There is no TCM magic pill for hair and skin. I really don’t help my hair much by changing from blue, purple, and pink highlights and then back to blonde on a regular basis, but my herbal formulas contains herbs that increase hair health and because my system is in tune, my skin is brighter and my nails are stronger.
Where do I get these herbs? The safest place to get your herbs is through a reputable herbalist – and if you are reading this post, you have access to one of the best. I am not a fan of on-line ordering, primarily because I am suspect of shelf-life and quality.
Will I share my Chinese herbs? This last question made me laugh, especially since it came from my former roommate from college. She leaned across the table and pleaded with me. Truth be known, we were both crazy flower children, two hippie chicks in school at a time when “sharing” was norm. We shared everything: from clothing, to hair care products to boyfriends. We even shared some, ahem, substances, and of course, we tried every diet fad that came along. So, I know how much this question cost her but here’s where sharing stops. I have to accept I am an aging hippie, and some past choices have led me to be more a wilting flower child than usual.
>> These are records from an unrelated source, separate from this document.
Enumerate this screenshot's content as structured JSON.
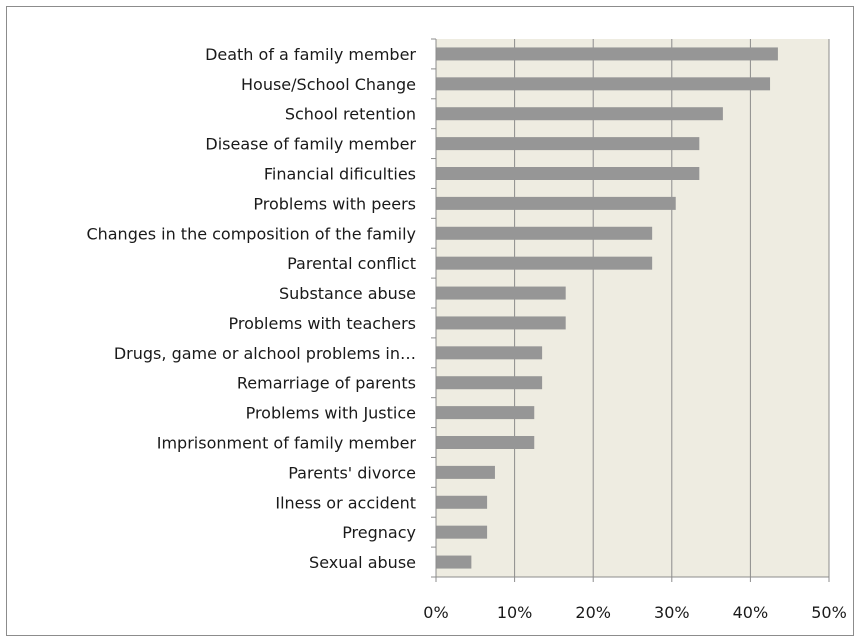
{
  "chart_data": {
    "type": "bar",
    "orientation": "horizontal",
    "categories": [
      "Death of a family member",
      "House/School Change",
      "School retention",
      "Disease of family member",
      "Financial dificulties",
      "Problems with peers",
      "Changes in the composition of the family",
      "Parental conflict",
      "Substance abuse",
      "Problems with teachers",
      "Drugs, game or alchool problems in…",
      "Remarriage of parents",
      "Problems with Justice",
      "Imprisonment of family member",
      "Parents' divorce",
      "Ilness or accident",
      "Pregnacy",
      "Sexual abuse"
    ],
    "values": [
      43.5,
      42.5,
      36.5,
      33.5,
      33.5,
      30.5,
      27.5,
      27.5,
      16.5,
      16.5,
      13.5,
      13.5,
      12.5,
      12.5,
      7.5,
      6.5,
      6.5,
      4.5
    ],
    "x_ticks": [
      "0%",
      "10%",
      "20%",
      "30%",
      "40%",
      "50%"
    ],
    "xlim": [
      0,
      50
    ],
    "title": "",
    "xlabel": "",
    "ylabel": "",
    "grid": true,
    "legend": "none",
    "colors": {
      "bar": "#969696",
      "plot_bg": "#eeece1",
      "grid": "#8c8c8c",
      "axis": "#8c8c8c"
    }
  }
}
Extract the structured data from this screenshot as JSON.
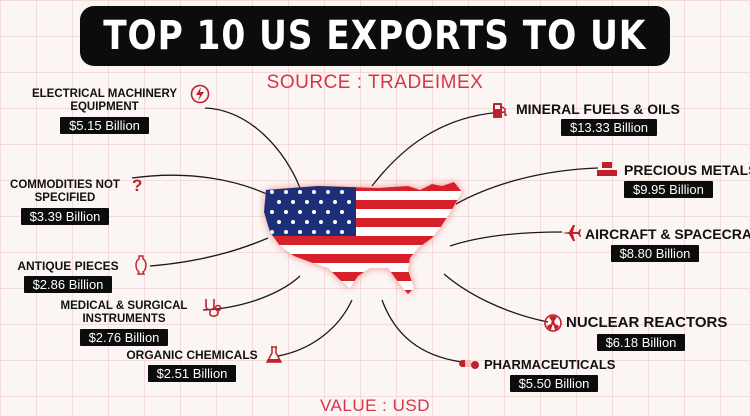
{
  "title": "TOP 10 US EXPORTS TO UK",
  "source": "SOURCE : TRADEIMEX",
  "footer": "VALUE : USD",
  "colors": {
    "accent": "#d6344a",
    "badge": "#0c0c0c",
    "flag_red": "#d8202a",
    "flag_blue": "#1d2f78"
  },
  "exports": [
    {
      "label": "ELECTRICAL MACHINERY EQUIPMENT",
      "value": "$5.15 Billion",
      "icon": "lightning-icon"
    },
    {
      "label": "MINERAL FUELS & OILS",
      "value": "$13.33 Billion",
      "icon": "fuel-pump-icon"
    },
    {
      "label": "COMMODITIES NOT SPECIFIED",
      "value": "$3.39 Billion",
      "icon": "question-mark-icon"
    },
    {
      "label": "PRECIOUS METALS",
      "value": "$9.95 Billion",
      "icon": "gold-bars-icon"
    },
    {
      "label": "AIRCRAFT & SPACECRAFT",
      "value": "$8.80 Billion",
      "icon": "airplane-icon"
    },
    {
      "label": "ANTIQUE PIECES",
      "value": "$2.86 Billion",
      "icon": "antique-vase-icon"
    },
    {
      "label": "MEDICAL & SURGICAL INSTRUMENTS",
      "value": "$2.76 Billion",
      "icon": "stethoscope-icon"
    },
    {
      "label": "NUCLEAR REACTORS",
      "value": "$6.18 Billion",
      "icon": "reactor-icon"
    },
    {
      "label": "ORGANIC CHEMICALS",
      "value": "$2.51 Billion",
      "icon": "flask-icon"
    },
    {
      "label": "PHARMACEUTICALS",
      "value": "$5.50 Billion",
      "icon": "pills-icon"
    }
  ]
}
The bottom line is that my herbal formula is designed for me – for my system – to balance my qi. It could very well have no effect – or worse – a negative effect on her. Some people are very possessive of their artisan bread recipes, their craft beers; I share that sense of ownership with my herbs.
I readily admit that each time I see my TCM doctor, he asks me if there are any issues I’d like to address. I sometimes feel like I am doing an herbal equivalent of ordering a pizza; instead of asking for extra cheese, mushrooms and sauce, I list my continued needs and desires – sometimes outright wishes even knowing there is no Chinese herb that will remove 40 years of age. It’s a game we play, I know he already knows what I need by his examination, but he kindly listens and doesn’t even roll his eyes. I also know that if I just do what I he tells me and if I continue to listen to my body I’ll enter this later chapter in my life but healthier and wiser.
And that my friends, is my wish for each of you, whatever chapter in your life you are beginning.